Für die Busecker ist es eine gute Nachricht: Die Hausarztpraxis Remy hat nicht nur einen, sondern gleich zwei Nachfolger: Maximilian und Johannes Remy haben die Praxis von ihrem Vater übernommen. Hausarzt zu werden war zwar nicht Liebe auf den ersten Blick - ist nun jedoch ein Traumberuf der beiden geworden.

Johannes Remy träumte zuerst davon, Lehrer zu werden, dann Kardiologe. Auch sein Bruder Maximilian dachte erst in der elften Klasse überhaupt über ein Medizinstudium nach. Was bei ihm letztlich den Entschluss ausmachte: »Ich habe gesehen, dass es meinem Vater Spaß macht.« Nun führen sie seit wenigen Tagen gemeinsam die Hausarztpraxis in der Bismarckstraße in Großen-Buseck weiter, in dritter Generation.

Dass Arzt nicht der Traumberuf der Kindheit war, ist schon eine kleine Familientradition: Ihr Vater Dr. Stefan Remy war als Kind und Jugendlicher stets in den Ställen und Scheunen im Ort zu finden, die Oma prophezeite ihm schon eine Karriere in der Landwirtschaft.
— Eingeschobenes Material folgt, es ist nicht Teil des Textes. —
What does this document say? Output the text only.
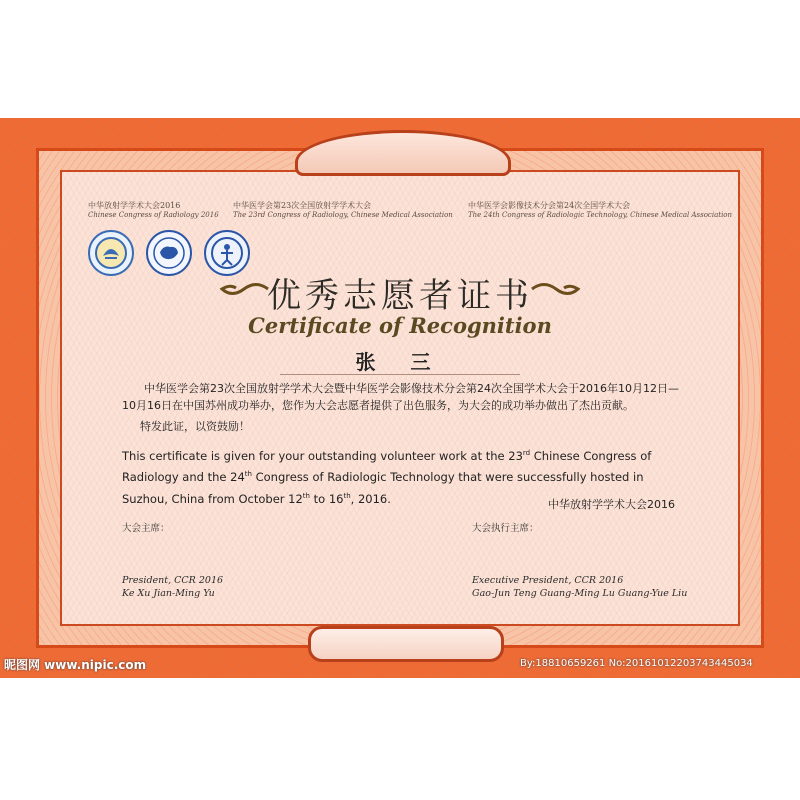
中华放射学学术大会2016
Chinese Congress of Radiology 2016
中华医学会第23次全国放射学学术大会
The 23rd Congress of Radiology, Chinese Medical Association
中华医学会影像技术分会第24次全国学术大会
The 24th Congress of Radiologic Technology, Chinese Medical Association
优秀志愿者证书
Certificate of Recognition
张 三
中华医学会第23次全国放射学学术大会暨中华医学会影像技术分会第24次全国学术大会于2016年10月12日—10月16日在中国苏州成功举办，您作为大会志愿者提供了出色服务，为大会的成功举办做出了杰出贡献。
特发此证，以资鼓励！
This certificate is given for your outstanding volunteer work at the 23rd Chinese Congress of Radiology and the 24th Congress of Radiologic Technology that were successfully hosted in Suzhou, China from October 12th to 16th, 2016.	中华放射学学术大会2016
大会主席：	大会执行主席：
President, CCR 2016
Ke Xu Jian-Ming Yu
Executive President, CCR 2016
Gao-Jun Teng Guang-Ming Lu Guang-Yue Liu
昵图网 www.nipic.com	By:18810659261 No:20161012203743445034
Dr. Cilly Remy war Oberärztin der Chirurgie in Frankfurt gewesen. Aufgrund der Bombenangriffe auf die Stadt ging sie nach Großen-Buseck, da dies auch für ihr kleines Kind sicherer war und Frankfurt zudem in Trümmern lag. Mit 29 Jahren eröffnete sie eine eigene Praxis als Landärztin in der Kaiserstraße. Eine Frau als Ärztin war damals noch eine Seltenheit. »Als Chirurgin hatte man aber eine gewisse Autorität«, sagt Stefan Remy. Im Lazarett im Busecker Schloss waren ihre Fähigkeiten dringend gefragt, operierte sie Blinddärme und Gallenblasen.

Als 1946 ihr Mann aus der Kriegsgefangenschaft zurückkam, übernahm er die Praxis von seiner Frau, die sich nun um den Haushalt mit sechs Kindern kümmern musste. Das lag nicht nur an den heute überholten Geschlechterrollen, sondern auch den Vorschriften für Arztpraxen: »Damals war es streng verboten, dass man zu zweit in einer Arztpraxis arbeitete«, erinnert sich Stefan Remy. »Der Arzt durfte keinen Assistenten haben.« Als 1972 sein Vater starb, übernahm Mutter Cilly Remy erneut die Praxis.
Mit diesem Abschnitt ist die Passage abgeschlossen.